Al via era prima di tutto una questione di equilibrio. Poi sono arrivate le sconfitte e come tutte le squadre di questo mondo costruite per vincere, i Los Angeles Lakers hanno finito per entrare in crisi profonda. Non a caso per intravedere la luce alla fine del tunnel, i californiani hanno deciso di puntare su Mike D'Antoni, una scelta che ha fatto felice Kobe Bryant, pronto come sempre a raccontarsi nel bel mezzo della sua sedicesima stagione nella Nba.
L'Italia? Sempre nel suo cuore.
«Prima di pensare a cosa fare una volta conclusa la carriera Nba voglio essere sicuro di aver sparato tutte le mie cartucce - ha spiegato con un sorriso stampato sul viso - poi vedremo, di fatto il vostro paese per mille motivi rimane sempre nel mio cuore».
Vuol dire che c'è ancora una speranza di vederla un giorno giocare nel nostro campionato?
«Mai dire mai, ma ripeto, prima di pensare al dopo, voglio concentrarmi sui miei ultimi anni di carriera. Oramai sto diventando vecchio e non mi rimane più tanto tempo per pensare».
In sedici anni lei ha vinto praticamente tutto, dovendo pensare all'ultimo giro di giostra che cosa si aspetta ancora?
«Un altro titolo ma purtroppo ci vogliono sacrifici e tanto tempo per riuscire a portare a casa dei risultati di questo spessore. Penso che il nostro gruppo abbia tutte le carte in tavola per riuscire a vincere, ma dobbiamo migliorare in fretta».
Se l'aspettava un inizio di campionato tutto in salita?
«Quando cambi tanto durante l'estate, insomma è normale affrontare delle difficoltá, purtroppo nell'ultimo periodo siamo lontani anni luce dalla forma migliore».
Quanto l'arrivo di Mike D'Antoni ha risanato l'ambiente?
«Parecchio, ma allo stesso tempo lui usa un sistema diverso da quello che avevamo prima, quindi siamo alle prese con un cantiere aperto nel mezzo della stagione. Quando cominci a perdere terreno dalle prime, viene difficile recuperare».
Lei e Mike D'Antoni parlate in italiano?
«Quando c'è da scherzare, ma con i tempi che corrono non tira tanta aria buona».

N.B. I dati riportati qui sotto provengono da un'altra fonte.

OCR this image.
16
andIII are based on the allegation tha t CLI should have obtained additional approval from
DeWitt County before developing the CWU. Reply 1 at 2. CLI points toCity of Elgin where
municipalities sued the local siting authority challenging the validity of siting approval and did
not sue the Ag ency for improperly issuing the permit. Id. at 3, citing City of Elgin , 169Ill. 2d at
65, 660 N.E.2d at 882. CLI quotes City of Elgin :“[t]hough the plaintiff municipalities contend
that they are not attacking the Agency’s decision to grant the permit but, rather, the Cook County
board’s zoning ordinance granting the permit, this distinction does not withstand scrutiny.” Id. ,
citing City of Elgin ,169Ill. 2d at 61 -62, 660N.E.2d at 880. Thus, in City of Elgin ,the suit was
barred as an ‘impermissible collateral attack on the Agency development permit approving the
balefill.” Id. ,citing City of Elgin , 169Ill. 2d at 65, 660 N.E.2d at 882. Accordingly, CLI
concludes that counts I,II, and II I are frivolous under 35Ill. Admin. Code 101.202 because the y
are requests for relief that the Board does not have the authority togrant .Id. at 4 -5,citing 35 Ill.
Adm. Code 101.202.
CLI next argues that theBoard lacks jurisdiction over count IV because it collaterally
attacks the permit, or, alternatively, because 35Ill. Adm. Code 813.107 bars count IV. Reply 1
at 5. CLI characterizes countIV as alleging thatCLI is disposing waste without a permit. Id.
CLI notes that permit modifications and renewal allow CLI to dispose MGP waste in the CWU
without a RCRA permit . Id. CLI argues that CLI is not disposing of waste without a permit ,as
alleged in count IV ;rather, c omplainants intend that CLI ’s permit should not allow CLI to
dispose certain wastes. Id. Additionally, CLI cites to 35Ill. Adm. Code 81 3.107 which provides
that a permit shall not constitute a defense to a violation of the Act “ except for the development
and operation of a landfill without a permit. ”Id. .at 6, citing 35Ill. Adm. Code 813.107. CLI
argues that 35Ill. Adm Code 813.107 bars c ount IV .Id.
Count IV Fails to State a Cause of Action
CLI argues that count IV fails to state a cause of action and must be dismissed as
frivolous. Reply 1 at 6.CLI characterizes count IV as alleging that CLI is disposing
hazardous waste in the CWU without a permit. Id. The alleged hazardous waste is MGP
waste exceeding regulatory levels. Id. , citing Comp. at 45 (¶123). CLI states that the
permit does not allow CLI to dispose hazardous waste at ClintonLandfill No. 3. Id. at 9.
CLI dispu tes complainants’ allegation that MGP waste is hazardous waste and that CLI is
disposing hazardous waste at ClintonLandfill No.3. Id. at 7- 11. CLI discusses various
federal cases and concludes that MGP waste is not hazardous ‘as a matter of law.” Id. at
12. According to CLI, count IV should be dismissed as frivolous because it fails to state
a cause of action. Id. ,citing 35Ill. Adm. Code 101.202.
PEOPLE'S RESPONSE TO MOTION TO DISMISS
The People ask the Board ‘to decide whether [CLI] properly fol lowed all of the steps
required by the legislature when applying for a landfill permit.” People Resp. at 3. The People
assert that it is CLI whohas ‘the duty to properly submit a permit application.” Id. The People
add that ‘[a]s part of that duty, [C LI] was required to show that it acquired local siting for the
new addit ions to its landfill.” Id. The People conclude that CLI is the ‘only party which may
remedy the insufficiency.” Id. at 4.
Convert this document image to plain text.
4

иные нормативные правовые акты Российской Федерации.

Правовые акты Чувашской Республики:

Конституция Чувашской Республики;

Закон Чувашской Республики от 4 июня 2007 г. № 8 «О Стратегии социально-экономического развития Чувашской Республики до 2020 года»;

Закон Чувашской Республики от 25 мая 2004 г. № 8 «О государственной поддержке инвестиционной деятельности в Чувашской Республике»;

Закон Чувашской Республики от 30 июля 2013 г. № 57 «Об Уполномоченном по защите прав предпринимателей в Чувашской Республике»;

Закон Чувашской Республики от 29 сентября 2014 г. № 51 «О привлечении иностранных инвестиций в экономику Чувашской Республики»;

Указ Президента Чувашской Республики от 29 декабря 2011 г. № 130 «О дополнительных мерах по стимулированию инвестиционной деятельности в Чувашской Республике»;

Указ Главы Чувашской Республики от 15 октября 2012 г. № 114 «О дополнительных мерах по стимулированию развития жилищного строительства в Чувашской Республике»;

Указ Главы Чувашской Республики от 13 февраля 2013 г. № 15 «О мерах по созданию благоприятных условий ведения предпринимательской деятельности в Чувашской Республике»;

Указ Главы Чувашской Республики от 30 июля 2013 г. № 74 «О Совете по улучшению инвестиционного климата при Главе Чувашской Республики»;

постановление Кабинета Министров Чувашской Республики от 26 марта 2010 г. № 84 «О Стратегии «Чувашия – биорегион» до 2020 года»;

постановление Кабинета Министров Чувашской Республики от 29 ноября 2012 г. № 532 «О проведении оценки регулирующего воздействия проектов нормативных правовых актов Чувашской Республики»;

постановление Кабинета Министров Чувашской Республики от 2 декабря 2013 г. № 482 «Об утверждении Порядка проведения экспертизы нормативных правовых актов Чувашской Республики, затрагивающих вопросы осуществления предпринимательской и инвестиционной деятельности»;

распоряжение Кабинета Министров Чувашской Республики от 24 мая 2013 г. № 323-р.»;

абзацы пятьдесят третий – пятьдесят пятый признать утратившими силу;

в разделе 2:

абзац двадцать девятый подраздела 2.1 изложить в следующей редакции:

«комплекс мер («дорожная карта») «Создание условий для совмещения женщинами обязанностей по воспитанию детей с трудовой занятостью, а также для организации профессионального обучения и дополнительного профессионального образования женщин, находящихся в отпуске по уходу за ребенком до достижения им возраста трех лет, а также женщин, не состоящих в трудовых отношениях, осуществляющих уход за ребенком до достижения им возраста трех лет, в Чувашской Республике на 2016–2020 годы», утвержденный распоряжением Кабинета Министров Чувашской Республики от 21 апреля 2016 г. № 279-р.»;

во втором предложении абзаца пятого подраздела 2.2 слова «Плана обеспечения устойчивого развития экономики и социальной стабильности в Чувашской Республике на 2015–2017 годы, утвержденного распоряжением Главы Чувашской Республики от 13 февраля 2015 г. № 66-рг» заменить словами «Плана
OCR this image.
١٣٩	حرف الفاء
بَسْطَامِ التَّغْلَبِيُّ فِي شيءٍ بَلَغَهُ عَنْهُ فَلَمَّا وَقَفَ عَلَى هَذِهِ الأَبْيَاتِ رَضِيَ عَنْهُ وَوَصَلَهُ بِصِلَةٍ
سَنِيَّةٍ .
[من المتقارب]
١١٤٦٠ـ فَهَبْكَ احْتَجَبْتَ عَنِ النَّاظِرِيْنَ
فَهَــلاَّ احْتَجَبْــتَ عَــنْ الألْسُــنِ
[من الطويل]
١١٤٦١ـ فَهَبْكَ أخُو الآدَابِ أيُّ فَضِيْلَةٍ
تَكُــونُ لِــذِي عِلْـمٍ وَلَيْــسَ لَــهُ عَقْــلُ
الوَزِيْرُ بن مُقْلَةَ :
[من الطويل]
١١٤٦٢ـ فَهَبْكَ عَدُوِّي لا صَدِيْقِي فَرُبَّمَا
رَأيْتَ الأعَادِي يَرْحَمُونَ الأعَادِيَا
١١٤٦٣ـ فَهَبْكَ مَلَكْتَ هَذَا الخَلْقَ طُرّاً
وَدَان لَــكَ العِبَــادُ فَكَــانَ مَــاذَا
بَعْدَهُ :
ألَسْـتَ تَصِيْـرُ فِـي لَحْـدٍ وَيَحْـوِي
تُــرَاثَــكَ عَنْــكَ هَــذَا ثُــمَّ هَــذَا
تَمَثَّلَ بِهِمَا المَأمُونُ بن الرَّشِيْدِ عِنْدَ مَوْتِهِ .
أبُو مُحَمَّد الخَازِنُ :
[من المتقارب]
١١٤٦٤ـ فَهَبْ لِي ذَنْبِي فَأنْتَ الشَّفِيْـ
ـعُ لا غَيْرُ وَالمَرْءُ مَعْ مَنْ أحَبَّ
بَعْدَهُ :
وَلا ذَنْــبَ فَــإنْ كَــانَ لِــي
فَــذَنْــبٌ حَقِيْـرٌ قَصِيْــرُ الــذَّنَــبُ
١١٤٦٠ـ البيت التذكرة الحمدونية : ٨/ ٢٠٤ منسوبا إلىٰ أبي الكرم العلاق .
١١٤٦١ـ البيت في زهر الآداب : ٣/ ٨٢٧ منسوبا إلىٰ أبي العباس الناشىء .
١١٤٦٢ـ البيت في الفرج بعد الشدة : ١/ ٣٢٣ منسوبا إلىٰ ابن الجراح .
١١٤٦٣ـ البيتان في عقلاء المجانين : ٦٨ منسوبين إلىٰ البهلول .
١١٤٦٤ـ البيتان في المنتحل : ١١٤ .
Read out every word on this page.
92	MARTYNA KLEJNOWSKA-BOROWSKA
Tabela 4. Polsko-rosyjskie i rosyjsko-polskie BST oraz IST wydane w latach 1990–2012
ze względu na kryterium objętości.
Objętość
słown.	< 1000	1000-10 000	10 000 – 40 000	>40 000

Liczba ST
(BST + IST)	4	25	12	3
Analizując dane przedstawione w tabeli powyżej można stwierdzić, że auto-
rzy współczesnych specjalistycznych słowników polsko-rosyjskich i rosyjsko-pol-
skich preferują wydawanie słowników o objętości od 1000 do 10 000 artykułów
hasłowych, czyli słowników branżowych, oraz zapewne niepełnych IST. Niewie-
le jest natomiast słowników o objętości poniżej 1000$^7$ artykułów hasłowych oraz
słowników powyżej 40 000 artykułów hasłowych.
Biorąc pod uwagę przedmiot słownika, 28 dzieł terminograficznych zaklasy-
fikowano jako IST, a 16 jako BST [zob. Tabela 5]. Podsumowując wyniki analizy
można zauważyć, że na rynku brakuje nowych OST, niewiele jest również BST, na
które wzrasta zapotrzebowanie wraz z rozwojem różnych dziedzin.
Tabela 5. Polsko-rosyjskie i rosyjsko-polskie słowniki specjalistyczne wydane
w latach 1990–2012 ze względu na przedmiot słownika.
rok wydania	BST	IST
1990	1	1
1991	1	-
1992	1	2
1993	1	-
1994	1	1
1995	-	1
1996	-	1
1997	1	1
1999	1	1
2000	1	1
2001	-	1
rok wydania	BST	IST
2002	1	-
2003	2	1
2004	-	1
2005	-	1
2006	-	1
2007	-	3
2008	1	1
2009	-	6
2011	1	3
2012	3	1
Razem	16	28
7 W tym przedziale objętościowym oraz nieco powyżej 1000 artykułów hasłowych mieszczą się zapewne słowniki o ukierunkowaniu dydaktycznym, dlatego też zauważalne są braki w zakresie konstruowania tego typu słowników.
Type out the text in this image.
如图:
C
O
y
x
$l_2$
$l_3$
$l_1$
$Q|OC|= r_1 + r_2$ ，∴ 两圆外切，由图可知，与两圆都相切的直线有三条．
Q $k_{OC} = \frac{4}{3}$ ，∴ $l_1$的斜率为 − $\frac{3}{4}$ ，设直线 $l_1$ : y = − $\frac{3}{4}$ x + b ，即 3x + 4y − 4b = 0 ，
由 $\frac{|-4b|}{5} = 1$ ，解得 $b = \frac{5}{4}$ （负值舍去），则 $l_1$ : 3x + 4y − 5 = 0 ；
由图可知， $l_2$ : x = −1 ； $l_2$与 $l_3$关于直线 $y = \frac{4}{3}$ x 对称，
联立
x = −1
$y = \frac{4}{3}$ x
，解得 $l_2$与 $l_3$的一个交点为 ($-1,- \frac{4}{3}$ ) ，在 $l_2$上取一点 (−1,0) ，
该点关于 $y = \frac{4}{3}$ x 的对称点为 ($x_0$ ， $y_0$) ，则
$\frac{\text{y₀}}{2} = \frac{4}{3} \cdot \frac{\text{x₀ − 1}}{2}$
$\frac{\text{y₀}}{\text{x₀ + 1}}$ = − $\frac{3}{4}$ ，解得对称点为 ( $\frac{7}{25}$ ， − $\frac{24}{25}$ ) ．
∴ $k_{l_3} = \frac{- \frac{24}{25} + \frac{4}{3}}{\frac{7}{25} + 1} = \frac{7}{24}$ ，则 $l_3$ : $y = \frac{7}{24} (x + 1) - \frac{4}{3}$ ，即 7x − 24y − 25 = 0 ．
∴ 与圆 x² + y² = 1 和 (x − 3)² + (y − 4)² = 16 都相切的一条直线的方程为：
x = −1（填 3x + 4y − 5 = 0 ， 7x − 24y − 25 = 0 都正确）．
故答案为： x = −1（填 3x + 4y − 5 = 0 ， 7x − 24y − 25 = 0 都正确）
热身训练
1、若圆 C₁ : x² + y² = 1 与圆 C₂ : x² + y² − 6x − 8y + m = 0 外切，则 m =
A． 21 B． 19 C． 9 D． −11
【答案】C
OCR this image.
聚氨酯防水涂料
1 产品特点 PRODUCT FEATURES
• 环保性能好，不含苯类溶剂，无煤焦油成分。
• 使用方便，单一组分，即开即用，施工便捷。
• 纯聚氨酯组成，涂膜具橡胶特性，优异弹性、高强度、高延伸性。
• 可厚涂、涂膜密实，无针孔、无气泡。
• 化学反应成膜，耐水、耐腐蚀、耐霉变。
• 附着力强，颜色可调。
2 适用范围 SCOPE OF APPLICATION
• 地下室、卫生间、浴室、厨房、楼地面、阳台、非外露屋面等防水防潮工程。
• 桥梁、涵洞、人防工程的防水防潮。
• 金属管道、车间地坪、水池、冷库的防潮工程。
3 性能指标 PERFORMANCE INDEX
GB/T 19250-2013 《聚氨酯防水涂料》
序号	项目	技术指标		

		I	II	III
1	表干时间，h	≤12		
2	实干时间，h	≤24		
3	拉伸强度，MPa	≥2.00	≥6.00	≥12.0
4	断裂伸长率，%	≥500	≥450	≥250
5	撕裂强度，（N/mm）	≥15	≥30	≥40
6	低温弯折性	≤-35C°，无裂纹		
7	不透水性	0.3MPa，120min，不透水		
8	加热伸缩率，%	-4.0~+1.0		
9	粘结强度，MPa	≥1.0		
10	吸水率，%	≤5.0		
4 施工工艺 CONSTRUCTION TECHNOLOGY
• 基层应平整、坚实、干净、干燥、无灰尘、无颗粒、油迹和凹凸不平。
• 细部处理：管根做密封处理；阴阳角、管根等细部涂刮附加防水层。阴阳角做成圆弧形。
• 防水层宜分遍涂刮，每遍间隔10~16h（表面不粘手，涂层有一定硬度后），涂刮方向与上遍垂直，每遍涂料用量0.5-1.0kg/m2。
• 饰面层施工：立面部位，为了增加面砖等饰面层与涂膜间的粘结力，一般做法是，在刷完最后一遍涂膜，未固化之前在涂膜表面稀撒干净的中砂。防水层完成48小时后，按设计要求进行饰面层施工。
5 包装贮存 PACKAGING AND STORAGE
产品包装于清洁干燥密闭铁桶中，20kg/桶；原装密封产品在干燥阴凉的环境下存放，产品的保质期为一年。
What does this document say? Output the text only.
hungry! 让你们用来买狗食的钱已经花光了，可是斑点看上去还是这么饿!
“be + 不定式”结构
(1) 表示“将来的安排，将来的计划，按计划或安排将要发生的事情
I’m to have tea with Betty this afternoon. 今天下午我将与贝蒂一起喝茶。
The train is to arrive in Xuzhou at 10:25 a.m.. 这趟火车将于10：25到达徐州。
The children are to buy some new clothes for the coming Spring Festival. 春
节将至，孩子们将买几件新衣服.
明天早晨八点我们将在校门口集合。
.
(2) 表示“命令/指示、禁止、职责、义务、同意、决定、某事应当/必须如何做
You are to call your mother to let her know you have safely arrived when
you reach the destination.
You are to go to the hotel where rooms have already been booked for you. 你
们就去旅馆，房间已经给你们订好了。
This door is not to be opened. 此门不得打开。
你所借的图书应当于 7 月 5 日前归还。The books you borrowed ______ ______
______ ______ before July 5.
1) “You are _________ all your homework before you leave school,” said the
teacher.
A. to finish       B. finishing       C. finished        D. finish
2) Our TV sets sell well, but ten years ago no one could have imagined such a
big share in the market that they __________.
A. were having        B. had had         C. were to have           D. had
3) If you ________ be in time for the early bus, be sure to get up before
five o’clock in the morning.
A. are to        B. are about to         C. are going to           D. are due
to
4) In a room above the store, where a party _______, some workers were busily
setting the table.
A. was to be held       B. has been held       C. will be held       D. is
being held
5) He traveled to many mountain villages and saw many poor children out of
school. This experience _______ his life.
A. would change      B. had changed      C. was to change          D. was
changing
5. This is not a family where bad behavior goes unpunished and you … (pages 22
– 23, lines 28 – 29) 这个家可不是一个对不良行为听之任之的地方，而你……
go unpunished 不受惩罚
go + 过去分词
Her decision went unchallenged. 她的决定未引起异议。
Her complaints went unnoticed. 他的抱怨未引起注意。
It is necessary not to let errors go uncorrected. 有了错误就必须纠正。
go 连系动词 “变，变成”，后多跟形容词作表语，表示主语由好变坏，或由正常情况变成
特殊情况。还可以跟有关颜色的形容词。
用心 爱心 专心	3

Quanto è cambiato il suo gioco in questi ultimi anni?
«L'esperienza è un'ottima compagna di viaggio. Ti insegna delle cose che non avresti mai immaginato di conoscere. Io sono uno che ama tirare, questo non l'ho mai nascosto e soprattutto in questo periodo sento che devo prendermi delle responsabilitá se vogliamo vincere».
Ultimamente la sentiamo spesso parlare di vecchiaia e fine carriera. Che cosa sta succedendo?
«Sto diventando vecchio. Per gestire una stagione ad alti livelli servono tanti sacrifici e personalmente non so quanto ancora sono disposto ad andare avanti. Io non sono uno come Shaquille O'Neil che giocava dentro l'area piccola gestendo la sua presenza fino alla porta dei quarant'anni. Il mio gioco si basa sulla precisione e l'esplosivitá quindi senza queste due componenti, è difficile essere Kobe Bryant».
Ha già deciso quando appendere le scarpe al chiodo?
«No, ma è una questione di anni per questo motivo sto cercando di cambiare il modo di pensare e di godermi quanto meglio posso tutte le emozioni che la mia vita in campo mi sta ancora dando».
Se dovesse smettere domani quale sarebbe la sua vita ideale? Insomma che lavoro fará Kobe Bryant quando smette?
«Mi piacerebbe rimanere in questo mondo ma non ho ancora un'idea chiara sul da farsi. Per ora cerco di rimanere concentrato sulle cose da fare per riuscire a vincere ancora. Le mie energie sono a senso unico. Una volta centrato l'obiettivo, beh penseremo al da farsi».
In molti hanno associato l'arrivo di Dwight Howard ai Lakers agli anni in cui lei e Shaquille O'Neal dominavate l'Nba. Quanto siete vicini o lontani a quell'era?
«È una storia completamente diversa con il luogo comune che lui è in grado di dominare i centri avversari allo stesso modo in cui Shaq dominava ai suoi tempi. L'arrivo di Howard ai Lakers è una garanzia per il futuro. Sono pronto a lasciare la mia ereditá ad lui sperando di vincere prima qualcosa di importante assieme».
Quante probabilitá ci sono che quest'anno i Lakers riescano a vincere l'anello?
«Bella domanda. Prima di pensare agli anelli, dobbiamo diventare una squadra.